L’écrivain polonais Andrzej Stasiuk visite l’Allemagne où la mélancolie et la nostalgie, sont les « seuls moyens de ne pas devenir fou ». Car si les généraux aiment les roses, Stasiuk n’imagine pas dans ses pérégrinations alcoolisées qu’un Allemand puisse pleurer. Stasiuk, lui, nous fait rire et songer dans Mon Allemagne (Christian Bourgois) en regardant son Minibar minable dans une chambre d’hôtel donnant sur des autoroutes.

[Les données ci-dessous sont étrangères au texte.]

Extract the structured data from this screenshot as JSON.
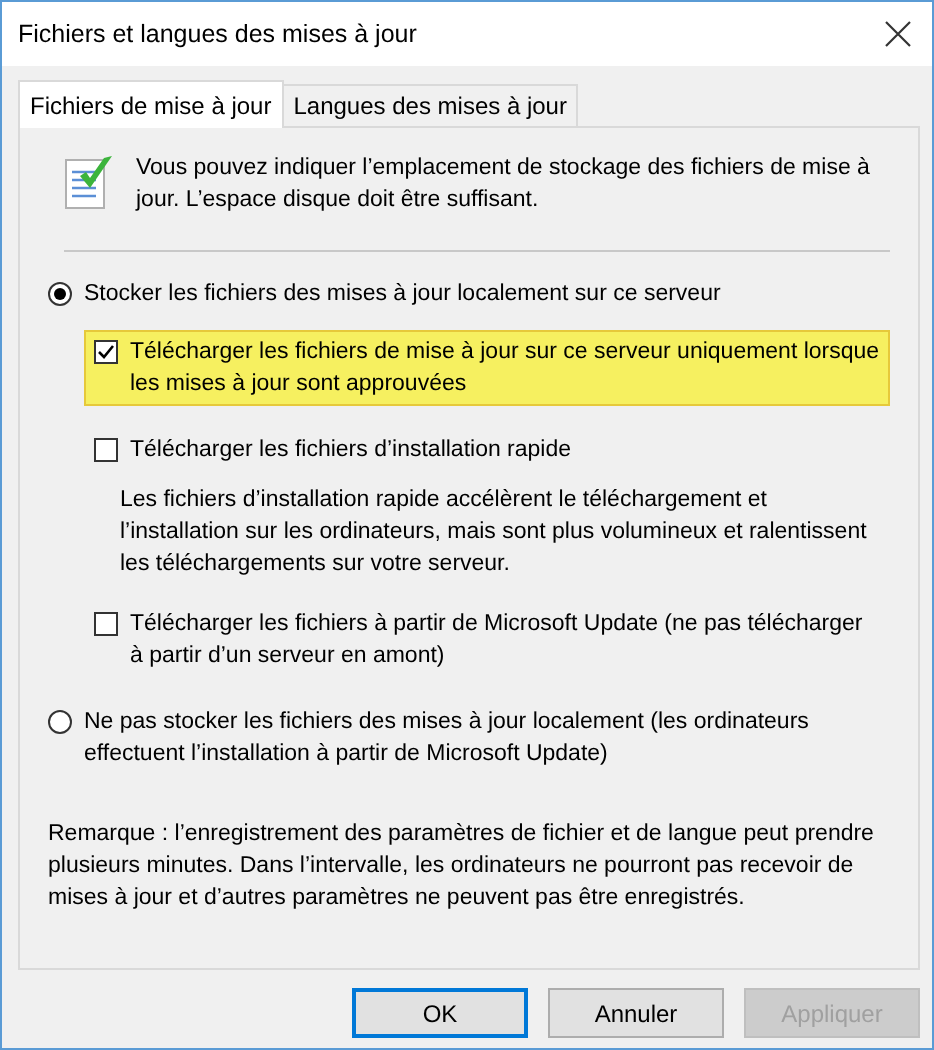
{
  "window": {
    "title": "Fichiers et langues des mises à jour"
  },
  "tabs": [
    {
      "label": "Fichiers de mise à jour",
      "selected": true
    },
    {
      "label": "Langues des mises à jour",
      "selected": false
    }
  ],
  "intro": "Vous pouvez indiquer l’emplacement de stockage des fichiers de mise à jour. L’espace disque doit être suffisant.",
  "options": [
    {
      "kind": "radio",
      "label": "Stocker les fichiers des mises à jour localement sur ce serveur",
      "selected": true,
      "children": [
        {
          "kind": "checkbox",
          "label": "Télécharger les fichiers de mise à jour sur ce serveur uniquement lorsque les mises à jour sont approuvées",
          "checked": true,
          "highlighted": true
        },
        {
          "kind": "checkbox",
          "label": "Télécharger les fichiers d’installation rapide",
          "checked": false,
          "highlighted": false,
          "description": "Les fichiers d’installation rapide accélèrent le téléchargement et l’installation sur les ordinateurs, mais sont plus volumineux et ralentissent les téléchargements sur votre serveur."
        },
        {
          "kind": "checkbox",
          "label": "Télécharger les fichiers à partir de Microsoft Update (ne pas télécharger à partir d’un serveur en amont)",
          "checked": false,
          "highlighted": false
        }
      ]
    },
    {
      "kind": "radio",
      "label": "Ne pas stocker les fichiers des mises à jour localement (les ordinateurs effectuent l’installation à partir de Microsoft Update)",
      "selected": false
    }
  ],
  "note": "Remarque : l’enregistrement des paramètres de fichier et de langue peut prendre plusieurs minutes. Dans l’intervalle, les ordinateurs ne pourront pas recevoir de mises à jour et d’autres paramètres ne peuvent pas être enregistrés.",
  "buttons": [
    {
      "label": "OK",
      "default": true,
      "disabled": false
    },
    {
      "label": "Annuler",
      "default": false,
      "disabled": false
    },
    {
      "label": "Appliquer",
      "default": false,
      "disabled": true
    }
  ]
}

Pourquoi y a-t-il quelque chose plutôt que rien ? À la lecture de la production romanesque française, la question de Leibniz reste d’une actualité brûlante qui ringardise le port même de maniques. En effet, alors que je descendais les romans impassibles dans lesquels la présence réelle de talent est inversement proportionnelle à la présence ressentie de l’ennui, je me replongeais dans le magnifique Stasiuk. Ecrivain polonais, il fait partie – comme son frère de sang Dovlatov – de la catégorie des « non-écrivants » pour qui la schlague n’a pris les couleurs d’une grille de cruciverbiste. Dans ses livres, la marche du dehors devient une randonnée du dedans, une manière de promenade thaumaturge où pour survivre, parfois il  « boit », parfois il « compare ». Ainsi dans Mon Allemagne, on retrouve notre itinérant sans itérations traîner dans les villes désertées de l’Est, l’esprit entre deux bières, à croiser les jambes et regarder. La littérature est bien cette façon singulière de croiser les jambes et de contempler en laissant les images entrer en « soi » » et en s’efforçant de ne pas penser. La belle littérature ni ne pense ni n’infère. Elle profère et décalque de guingois. Elle rencontre Jachym Topol dans un parc grâce auquel le « sentiment d’absurdité s’atténue ». On a le sentiment de jouer son va-tout, c’est-à-dire d’admettre que les soi-disant faits ne sont que des réalités esthétiques qui tiennent alternativement du chasse-coquin et du prodige. 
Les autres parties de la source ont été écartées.